Okay, so we just talked about three groups of drugs that we use to treat clots in your veins.
Without looking back, can you remember those three categories?
Okay, good. That pause and reflect and review, that’s gonna help you remember things.
So those three medications we use for veins.
Now we’re talking about arteries. Aspirin is a pretty cheap medication, right?
We can give it in some fancy forms but it’s a COX inhibitor.
It’s an antiplatelet and we use this for an arterial problem.
Now this one, look at the name of that one -- P2Y12ADP receptor antagonist -- that will also block that platelet coming together.
And finally here’s another one GP IIb/IIa receptor antagonist.
We go after these receptors to help stop those platelets from grouping together.
So when it comes to antiplatelets, they’re in arteries. Huh?
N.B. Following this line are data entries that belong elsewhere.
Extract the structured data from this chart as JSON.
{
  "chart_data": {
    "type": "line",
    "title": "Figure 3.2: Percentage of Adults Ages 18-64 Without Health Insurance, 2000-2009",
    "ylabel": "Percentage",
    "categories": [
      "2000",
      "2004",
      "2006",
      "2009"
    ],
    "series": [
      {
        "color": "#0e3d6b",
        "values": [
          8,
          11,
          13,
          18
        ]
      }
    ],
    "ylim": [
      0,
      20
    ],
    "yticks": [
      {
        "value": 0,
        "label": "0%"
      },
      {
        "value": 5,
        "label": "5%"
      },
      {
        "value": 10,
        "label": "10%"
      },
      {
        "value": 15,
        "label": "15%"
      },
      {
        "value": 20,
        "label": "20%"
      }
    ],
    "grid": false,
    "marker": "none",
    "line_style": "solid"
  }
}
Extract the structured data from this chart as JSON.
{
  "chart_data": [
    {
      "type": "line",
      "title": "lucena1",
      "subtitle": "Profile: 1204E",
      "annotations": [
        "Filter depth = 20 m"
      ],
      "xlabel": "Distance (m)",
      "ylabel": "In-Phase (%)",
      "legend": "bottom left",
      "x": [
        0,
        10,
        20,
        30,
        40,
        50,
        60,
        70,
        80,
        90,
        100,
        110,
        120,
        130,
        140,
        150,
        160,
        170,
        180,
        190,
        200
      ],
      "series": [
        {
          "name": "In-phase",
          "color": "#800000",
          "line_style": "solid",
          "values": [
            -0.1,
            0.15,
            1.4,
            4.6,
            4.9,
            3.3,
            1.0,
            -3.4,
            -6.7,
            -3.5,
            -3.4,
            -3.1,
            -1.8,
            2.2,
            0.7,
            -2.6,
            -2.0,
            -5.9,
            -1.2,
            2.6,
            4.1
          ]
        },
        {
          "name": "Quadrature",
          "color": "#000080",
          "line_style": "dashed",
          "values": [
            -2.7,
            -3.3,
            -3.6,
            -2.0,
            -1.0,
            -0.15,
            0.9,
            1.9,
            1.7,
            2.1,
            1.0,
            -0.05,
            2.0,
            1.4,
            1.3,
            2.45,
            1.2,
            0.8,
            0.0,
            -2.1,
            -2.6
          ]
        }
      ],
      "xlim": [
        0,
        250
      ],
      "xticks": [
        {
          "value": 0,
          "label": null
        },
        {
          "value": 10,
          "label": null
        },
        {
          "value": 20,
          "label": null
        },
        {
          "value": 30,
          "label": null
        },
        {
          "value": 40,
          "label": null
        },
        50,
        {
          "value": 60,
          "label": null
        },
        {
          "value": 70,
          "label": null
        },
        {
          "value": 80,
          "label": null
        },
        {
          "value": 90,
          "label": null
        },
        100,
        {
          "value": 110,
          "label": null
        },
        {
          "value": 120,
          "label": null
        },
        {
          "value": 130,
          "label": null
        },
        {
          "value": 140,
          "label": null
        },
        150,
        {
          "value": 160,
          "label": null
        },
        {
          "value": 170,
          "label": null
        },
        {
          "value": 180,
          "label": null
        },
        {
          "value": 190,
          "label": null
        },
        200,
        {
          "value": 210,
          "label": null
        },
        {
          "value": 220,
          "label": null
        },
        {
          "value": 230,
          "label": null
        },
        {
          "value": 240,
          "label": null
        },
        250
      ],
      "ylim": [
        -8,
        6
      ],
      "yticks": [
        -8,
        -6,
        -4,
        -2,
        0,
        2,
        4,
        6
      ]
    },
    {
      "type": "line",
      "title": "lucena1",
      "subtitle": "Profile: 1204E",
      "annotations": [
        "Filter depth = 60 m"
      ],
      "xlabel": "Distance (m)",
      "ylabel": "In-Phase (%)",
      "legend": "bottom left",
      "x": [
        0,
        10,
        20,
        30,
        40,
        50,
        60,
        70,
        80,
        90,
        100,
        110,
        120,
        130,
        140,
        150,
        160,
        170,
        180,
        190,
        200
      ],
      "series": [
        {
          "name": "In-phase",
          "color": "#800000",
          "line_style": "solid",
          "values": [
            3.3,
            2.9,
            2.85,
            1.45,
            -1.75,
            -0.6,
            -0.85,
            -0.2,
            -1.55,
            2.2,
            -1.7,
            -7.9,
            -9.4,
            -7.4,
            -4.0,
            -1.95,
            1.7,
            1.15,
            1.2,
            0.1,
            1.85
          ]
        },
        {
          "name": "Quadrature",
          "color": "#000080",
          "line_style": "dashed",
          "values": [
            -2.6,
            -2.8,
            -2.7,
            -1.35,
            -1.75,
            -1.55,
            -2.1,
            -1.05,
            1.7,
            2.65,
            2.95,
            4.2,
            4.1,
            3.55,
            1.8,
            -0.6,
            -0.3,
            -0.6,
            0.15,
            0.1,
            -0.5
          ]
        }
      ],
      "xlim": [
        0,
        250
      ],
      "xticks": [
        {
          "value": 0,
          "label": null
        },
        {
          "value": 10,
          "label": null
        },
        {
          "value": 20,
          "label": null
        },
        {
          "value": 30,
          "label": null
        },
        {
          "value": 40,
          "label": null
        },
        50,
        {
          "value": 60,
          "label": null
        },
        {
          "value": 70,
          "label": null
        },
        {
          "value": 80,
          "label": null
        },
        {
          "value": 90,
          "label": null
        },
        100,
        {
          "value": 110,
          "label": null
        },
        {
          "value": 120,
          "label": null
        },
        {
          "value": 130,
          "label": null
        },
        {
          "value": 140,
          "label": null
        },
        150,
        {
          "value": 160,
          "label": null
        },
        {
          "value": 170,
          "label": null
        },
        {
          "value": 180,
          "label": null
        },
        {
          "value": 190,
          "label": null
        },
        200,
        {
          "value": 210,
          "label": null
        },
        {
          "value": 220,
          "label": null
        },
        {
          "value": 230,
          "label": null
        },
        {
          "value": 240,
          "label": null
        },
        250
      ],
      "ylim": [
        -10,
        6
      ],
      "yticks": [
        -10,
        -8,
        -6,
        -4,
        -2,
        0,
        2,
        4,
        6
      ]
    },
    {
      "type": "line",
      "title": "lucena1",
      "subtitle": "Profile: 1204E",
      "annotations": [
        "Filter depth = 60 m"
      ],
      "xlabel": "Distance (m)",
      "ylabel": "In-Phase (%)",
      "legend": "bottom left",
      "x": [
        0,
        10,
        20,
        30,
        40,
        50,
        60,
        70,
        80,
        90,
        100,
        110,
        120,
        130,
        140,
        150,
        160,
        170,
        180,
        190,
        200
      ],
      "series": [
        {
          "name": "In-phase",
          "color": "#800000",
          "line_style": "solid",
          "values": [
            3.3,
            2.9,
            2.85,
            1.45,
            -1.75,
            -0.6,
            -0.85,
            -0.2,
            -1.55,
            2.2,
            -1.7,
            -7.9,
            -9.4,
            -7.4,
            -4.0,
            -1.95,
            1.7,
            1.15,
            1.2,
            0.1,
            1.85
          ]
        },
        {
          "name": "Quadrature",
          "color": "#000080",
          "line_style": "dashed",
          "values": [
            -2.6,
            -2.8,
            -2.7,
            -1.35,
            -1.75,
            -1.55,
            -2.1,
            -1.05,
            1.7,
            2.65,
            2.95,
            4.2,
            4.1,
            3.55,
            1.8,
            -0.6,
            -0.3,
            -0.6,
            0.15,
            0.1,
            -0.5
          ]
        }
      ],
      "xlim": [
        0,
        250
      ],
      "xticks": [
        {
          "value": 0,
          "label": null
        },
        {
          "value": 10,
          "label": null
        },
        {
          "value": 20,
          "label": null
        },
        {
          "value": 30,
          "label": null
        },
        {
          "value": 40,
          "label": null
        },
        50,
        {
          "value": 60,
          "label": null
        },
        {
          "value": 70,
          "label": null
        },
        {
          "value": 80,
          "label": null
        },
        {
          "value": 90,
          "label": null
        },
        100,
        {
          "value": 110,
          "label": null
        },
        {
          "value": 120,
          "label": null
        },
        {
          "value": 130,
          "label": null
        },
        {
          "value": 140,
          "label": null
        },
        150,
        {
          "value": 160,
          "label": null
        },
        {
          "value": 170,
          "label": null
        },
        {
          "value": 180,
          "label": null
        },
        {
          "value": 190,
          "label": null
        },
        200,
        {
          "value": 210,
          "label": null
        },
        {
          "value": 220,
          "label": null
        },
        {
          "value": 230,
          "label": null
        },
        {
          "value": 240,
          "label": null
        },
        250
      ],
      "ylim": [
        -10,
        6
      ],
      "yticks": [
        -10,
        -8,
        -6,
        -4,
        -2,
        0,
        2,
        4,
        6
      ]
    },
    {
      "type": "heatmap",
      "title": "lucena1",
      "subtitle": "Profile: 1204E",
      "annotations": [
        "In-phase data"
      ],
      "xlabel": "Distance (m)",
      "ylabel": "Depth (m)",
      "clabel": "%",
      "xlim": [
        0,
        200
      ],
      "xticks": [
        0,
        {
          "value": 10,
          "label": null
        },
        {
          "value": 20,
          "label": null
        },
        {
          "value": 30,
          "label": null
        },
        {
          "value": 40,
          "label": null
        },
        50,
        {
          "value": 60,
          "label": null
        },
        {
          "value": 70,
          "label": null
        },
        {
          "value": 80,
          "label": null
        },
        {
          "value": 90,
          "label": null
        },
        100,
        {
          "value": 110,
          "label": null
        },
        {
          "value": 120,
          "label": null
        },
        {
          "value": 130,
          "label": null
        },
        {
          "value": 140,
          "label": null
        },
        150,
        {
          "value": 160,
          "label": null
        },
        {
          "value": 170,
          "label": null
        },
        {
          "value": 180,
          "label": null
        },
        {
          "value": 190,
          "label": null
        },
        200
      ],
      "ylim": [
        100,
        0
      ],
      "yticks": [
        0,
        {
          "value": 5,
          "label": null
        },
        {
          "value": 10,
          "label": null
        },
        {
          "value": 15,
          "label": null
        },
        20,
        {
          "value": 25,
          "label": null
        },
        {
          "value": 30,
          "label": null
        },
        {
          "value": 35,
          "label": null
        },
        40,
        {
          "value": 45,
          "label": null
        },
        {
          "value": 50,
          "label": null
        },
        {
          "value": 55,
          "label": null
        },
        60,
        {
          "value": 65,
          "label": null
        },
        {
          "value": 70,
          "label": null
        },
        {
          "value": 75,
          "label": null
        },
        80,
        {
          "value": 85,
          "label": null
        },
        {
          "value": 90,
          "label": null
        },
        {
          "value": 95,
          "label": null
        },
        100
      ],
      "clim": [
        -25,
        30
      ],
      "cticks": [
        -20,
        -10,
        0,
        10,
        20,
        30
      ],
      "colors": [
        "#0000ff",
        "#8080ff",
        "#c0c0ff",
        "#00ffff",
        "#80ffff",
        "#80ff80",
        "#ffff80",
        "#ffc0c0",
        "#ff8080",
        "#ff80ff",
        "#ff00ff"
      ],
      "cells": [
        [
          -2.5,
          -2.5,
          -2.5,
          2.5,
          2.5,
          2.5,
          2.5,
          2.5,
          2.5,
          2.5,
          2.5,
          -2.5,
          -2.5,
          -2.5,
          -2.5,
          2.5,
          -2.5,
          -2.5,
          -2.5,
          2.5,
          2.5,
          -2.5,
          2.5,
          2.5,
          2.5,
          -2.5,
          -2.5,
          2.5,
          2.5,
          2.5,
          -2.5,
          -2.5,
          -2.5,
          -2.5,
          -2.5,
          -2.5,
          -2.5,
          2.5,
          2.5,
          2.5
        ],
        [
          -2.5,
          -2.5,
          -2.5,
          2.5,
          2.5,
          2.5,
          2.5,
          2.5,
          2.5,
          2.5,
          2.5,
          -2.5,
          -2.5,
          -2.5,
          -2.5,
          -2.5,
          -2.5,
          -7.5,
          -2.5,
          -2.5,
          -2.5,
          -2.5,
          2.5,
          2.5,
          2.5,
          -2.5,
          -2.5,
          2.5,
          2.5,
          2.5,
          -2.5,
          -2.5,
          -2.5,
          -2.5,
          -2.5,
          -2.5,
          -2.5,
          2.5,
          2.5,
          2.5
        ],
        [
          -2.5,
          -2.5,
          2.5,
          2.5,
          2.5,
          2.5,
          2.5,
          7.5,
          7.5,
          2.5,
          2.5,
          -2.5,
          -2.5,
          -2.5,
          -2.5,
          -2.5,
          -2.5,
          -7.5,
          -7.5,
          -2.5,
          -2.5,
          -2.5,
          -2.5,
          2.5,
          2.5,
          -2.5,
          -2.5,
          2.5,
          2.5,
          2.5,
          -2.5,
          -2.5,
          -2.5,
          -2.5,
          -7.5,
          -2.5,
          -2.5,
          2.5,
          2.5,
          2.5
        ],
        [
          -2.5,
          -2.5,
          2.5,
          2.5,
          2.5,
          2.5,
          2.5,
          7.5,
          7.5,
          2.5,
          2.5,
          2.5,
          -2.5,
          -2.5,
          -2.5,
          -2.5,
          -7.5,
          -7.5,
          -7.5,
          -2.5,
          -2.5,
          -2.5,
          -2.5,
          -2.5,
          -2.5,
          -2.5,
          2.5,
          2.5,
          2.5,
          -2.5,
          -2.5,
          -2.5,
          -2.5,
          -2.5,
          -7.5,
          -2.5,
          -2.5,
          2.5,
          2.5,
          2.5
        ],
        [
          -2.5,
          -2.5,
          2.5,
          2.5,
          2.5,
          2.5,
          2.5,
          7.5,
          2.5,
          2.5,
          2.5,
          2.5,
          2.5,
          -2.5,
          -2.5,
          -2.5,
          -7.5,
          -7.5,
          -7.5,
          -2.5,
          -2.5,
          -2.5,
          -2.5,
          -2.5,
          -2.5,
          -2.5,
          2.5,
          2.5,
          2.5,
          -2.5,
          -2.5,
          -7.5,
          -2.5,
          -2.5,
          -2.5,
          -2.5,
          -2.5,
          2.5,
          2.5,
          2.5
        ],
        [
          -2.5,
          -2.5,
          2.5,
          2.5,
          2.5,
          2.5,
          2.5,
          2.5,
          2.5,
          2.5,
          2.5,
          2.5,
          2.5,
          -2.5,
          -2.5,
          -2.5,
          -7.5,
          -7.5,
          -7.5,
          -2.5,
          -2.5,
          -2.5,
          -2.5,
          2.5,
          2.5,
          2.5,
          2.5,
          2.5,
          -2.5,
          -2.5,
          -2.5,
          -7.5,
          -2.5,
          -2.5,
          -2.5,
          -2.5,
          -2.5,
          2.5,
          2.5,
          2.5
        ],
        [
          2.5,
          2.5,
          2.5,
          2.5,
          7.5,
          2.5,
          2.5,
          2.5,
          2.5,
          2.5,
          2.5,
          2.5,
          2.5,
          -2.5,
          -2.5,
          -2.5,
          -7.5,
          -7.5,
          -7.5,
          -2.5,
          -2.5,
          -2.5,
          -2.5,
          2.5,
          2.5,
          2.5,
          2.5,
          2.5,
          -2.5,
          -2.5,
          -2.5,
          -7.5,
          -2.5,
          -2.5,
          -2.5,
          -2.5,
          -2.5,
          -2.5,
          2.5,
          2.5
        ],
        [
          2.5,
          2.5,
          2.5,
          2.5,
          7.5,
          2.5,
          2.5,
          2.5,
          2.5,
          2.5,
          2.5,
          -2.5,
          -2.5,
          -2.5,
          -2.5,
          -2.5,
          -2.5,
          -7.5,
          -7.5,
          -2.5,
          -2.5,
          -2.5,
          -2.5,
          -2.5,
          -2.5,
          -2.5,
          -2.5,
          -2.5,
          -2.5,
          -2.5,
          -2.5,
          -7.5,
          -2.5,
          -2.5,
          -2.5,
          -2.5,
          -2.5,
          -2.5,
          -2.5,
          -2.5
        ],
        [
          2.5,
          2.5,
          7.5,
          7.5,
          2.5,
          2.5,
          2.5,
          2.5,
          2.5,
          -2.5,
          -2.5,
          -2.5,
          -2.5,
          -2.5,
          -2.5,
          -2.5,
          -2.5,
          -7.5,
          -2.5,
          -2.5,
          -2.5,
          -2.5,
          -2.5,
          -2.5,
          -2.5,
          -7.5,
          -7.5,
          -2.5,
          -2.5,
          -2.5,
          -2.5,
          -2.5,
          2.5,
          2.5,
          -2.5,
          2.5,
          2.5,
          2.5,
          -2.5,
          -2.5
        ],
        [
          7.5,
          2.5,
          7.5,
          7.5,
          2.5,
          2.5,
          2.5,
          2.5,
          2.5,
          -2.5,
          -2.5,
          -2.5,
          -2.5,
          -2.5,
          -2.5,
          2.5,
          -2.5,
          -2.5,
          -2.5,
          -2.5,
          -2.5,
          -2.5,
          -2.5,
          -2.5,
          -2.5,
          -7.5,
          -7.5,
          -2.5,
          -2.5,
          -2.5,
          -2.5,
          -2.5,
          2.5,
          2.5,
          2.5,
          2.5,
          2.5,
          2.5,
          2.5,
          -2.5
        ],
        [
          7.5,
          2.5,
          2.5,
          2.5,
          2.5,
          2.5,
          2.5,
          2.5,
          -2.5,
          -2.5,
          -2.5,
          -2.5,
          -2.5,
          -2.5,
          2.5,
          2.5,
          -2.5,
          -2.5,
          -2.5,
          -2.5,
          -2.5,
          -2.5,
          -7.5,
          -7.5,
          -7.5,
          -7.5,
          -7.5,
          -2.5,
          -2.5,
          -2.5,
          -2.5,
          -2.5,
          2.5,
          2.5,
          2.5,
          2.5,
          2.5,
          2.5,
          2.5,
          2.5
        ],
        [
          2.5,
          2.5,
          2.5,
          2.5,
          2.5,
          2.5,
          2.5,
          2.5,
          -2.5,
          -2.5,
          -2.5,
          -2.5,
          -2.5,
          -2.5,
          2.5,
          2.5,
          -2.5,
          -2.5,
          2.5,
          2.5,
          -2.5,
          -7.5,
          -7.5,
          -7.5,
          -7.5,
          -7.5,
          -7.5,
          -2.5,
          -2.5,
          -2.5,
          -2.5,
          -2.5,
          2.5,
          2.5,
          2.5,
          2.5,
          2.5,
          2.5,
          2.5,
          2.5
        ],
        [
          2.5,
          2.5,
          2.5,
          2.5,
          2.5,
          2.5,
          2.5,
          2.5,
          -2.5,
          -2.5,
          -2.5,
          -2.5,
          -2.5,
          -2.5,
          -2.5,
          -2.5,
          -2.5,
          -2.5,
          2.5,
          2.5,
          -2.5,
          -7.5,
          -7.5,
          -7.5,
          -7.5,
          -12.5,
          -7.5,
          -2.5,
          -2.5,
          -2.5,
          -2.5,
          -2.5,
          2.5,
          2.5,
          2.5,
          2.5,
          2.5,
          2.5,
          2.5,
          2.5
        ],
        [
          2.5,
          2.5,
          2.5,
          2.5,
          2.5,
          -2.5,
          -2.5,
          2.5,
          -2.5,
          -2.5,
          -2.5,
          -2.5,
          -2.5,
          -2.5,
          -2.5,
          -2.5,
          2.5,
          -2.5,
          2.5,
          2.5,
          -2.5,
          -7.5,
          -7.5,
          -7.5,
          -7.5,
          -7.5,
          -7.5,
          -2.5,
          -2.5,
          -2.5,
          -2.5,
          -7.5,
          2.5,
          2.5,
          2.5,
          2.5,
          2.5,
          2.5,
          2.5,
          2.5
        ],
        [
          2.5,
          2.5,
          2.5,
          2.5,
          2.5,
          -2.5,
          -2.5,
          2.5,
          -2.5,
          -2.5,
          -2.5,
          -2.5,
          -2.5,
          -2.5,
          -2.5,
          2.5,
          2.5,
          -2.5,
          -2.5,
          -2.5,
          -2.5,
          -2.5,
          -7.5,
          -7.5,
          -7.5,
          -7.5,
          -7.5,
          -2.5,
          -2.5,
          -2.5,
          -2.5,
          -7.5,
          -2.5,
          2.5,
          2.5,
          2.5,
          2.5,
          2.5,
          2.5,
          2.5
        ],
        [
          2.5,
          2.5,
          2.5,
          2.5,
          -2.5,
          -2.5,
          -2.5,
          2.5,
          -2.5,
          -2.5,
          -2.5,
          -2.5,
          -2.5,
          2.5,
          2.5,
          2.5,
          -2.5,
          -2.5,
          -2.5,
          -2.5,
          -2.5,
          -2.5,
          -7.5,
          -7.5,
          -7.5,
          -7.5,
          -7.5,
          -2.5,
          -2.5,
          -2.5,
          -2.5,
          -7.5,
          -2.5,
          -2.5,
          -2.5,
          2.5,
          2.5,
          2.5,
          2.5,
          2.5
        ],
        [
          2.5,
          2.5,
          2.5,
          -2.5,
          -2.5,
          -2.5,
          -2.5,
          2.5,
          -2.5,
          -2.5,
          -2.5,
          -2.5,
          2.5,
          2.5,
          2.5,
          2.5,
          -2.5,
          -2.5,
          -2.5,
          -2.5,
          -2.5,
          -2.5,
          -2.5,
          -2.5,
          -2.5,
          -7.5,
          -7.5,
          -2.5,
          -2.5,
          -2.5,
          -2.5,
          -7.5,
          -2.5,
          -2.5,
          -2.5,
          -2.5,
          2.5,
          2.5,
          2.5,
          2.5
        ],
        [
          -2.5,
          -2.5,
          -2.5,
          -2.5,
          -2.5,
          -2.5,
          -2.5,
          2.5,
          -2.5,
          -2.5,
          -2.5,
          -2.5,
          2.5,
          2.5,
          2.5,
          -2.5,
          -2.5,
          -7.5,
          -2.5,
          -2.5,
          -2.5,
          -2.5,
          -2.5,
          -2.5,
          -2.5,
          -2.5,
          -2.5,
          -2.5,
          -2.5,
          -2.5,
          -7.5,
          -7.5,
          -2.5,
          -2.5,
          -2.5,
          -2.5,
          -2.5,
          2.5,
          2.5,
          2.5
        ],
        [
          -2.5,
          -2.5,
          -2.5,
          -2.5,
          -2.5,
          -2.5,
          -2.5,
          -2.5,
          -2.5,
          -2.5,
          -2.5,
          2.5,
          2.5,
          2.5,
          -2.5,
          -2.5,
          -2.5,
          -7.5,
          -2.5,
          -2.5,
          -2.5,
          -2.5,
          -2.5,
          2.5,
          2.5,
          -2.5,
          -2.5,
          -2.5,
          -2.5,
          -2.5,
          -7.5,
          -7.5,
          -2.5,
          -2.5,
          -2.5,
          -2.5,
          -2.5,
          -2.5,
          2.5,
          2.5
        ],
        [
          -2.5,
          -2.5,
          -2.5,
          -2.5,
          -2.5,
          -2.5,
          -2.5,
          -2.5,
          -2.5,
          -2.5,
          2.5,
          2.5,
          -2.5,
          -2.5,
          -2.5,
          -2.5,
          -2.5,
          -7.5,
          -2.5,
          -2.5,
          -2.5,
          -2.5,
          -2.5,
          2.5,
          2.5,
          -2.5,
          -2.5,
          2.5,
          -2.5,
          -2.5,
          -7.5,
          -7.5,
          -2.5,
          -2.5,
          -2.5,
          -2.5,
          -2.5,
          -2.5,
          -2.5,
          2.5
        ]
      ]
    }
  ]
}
Good, huh!
Antiplatelets are in arteries but, oh, wait a minute.
The other one’s anticoagulants in veins, so that doesn’t help us as much,
so you’re gonna have to work a little bit harder to make sure you remember -
antiplatelet drugs we go after things like aspirin and these really long name receptor antagonist.
For veins, we look back at the three groups of drugs that we use -- heparin, vitamin K antagonist and direct thrombin inhibitors.
So we’re talking about anticoagulants.
They reduce the formation of that fibrin, remember?
Clotting factors cause fibrin strands to stick together and they seal the wound from the inside.
Now anticoagulants have two major mechanisms of action.
The first one is they inhibit the synthesis of clotting factors, factor X and thrombin.
So anticoagulants first mechanism of action?
They stop the synthesis or the making of clotting factors, factor x and thrombin.
Their second mechanism of action is they inhibit the activity of clotting factors, factor Xa or thrombin or both.
Okay, now that seems like a mouthful to try to remember all that, so just remember,
anticoagulants either make you have less clotting factors or they really get in the way of those clotting factors working and causing clots.
Now what do you need to write next to those two bullet points to make sure that makes sense to you?
So put that into your words, they both inhibit the making of and inhibit the activity of clotting factors
and that is really good enough for you to get the basic idea of anticoagulants.